In other words, selling Pakistani stocks at a profit helps foreign investors cover the losses they have incurred during the last few days in other emerging markets.
With holdings of about $7 billion, foreign investors control roughly 10% of market capitalisation and own nearly 30% of the KSE’s free-float. Any major selling by foreign investors invariably induces panic among domestic investors as well.
Foreign institutional investors were net sellers of Rs603.1 million during the day, according to data maintained by the National Clearing Company of Pakistan Limited (NCCPL). They were buyers of Rs580.1 million and sellers of Rs1.1 billion worth of shares, NCCPL data shows.
Foreigners have offloaded about $44 million of Pakistani stocks in the last week, which marks the biggest weekly outflow so far in 2015, according to Bloomberg.
In an exchange of views with journalists last week, KSE Managing Director Nadeem Naqvi had said the exchange was far from being ‘overvalued’. Naqvi said the market capitalisation now equalled only 32% of the gross domestic product (GDP) as opposed to 42% at the onset of the stock market crash of 2008. “This proves the market is not overvalued,” he said.
Trade volume clocked in at 322.5 million shares on Monday, with the value of shares traded during the day clocking up at Rs12.5 billion.
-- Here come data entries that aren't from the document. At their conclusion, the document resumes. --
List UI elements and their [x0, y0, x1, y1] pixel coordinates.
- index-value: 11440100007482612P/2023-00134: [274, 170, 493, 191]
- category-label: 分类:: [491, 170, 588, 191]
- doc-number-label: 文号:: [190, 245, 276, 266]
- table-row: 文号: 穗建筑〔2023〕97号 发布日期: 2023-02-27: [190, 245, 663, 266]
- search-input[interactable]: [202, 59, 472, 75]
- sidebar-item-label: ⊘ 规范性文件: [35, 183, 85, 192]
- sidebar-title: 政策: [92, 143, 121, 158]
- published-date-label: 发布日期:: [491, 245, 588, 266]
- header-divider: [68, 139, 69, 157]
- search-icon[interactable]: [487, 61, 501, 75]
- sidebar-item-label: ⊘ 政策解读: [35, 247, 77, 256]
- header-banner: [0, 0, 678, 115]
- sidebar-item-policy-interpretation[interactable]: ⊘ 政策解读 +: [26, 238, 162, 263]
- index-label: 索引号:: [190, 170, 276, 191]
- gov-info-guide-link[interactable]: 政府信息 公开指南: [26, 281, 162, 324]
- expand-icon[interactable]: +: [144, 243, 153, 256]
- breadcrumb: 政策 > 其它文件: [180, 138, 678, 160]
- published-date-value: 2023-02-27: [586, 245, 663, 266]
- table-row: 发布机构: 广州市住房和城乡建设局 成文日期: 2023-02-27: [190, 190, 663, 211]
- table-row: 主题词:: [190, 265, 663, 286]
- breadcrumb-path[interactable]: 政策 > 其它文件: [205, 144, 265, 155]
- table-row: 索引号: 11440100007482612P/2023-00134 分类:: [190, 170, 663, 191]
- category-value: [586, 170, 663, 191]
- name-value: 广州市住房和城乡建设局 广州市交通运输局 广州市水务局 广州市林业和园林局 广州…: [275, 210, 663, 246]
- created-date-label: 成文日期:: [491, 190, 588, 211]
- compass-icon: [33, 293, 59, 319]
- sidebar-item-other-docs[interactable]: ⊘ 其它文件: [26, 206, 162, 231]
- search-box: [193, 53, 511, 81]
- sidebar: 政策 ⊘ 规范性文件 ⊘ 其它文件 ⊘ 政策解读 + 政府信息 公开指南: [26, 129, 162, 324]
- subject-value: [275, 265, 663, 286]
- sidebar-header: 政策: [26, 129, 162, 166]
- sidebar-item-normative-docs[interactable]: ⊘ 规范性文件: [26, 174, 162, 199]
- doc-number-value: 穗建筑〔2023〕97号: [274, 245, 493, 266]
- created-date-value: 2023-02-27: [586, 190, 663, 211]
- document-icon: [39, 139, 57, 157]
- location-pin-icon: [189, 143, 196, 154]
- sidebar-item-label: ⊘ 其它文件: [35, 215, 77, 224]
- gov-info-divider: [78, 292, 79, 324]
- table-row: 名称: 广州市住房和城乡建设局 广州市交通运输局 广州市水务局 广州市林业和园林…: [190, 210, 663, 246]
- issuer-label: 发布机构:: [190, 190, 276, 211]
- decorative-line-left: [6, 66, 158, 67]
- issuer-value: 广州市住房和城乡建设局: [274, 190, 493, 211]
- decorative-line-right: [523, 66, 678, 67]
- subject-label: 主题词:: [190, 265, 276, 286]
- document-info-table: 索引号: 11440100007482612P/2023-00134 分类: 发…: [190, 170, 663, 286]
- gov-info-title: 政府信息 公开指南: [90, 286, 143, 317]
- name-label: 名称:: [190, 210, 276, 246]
Shares of 386 companies were traded during the day. Prices of only 24 stocks rose while those of 357 declined. Share prices of five companies remained unchanged.
K-Electric was the volume leader with 63.9 million shares, losing Rs0.76 to clock up at Rs7.15. It was followed by Lotte Chemical with 18.9 million shares, losing Rs0.99 to close at Rs6.72 and PTCL with 12.7 million shares, losing Rs1 to close at Rs18.51 per share.
Published in The Express Tribune, August 25th, 2015.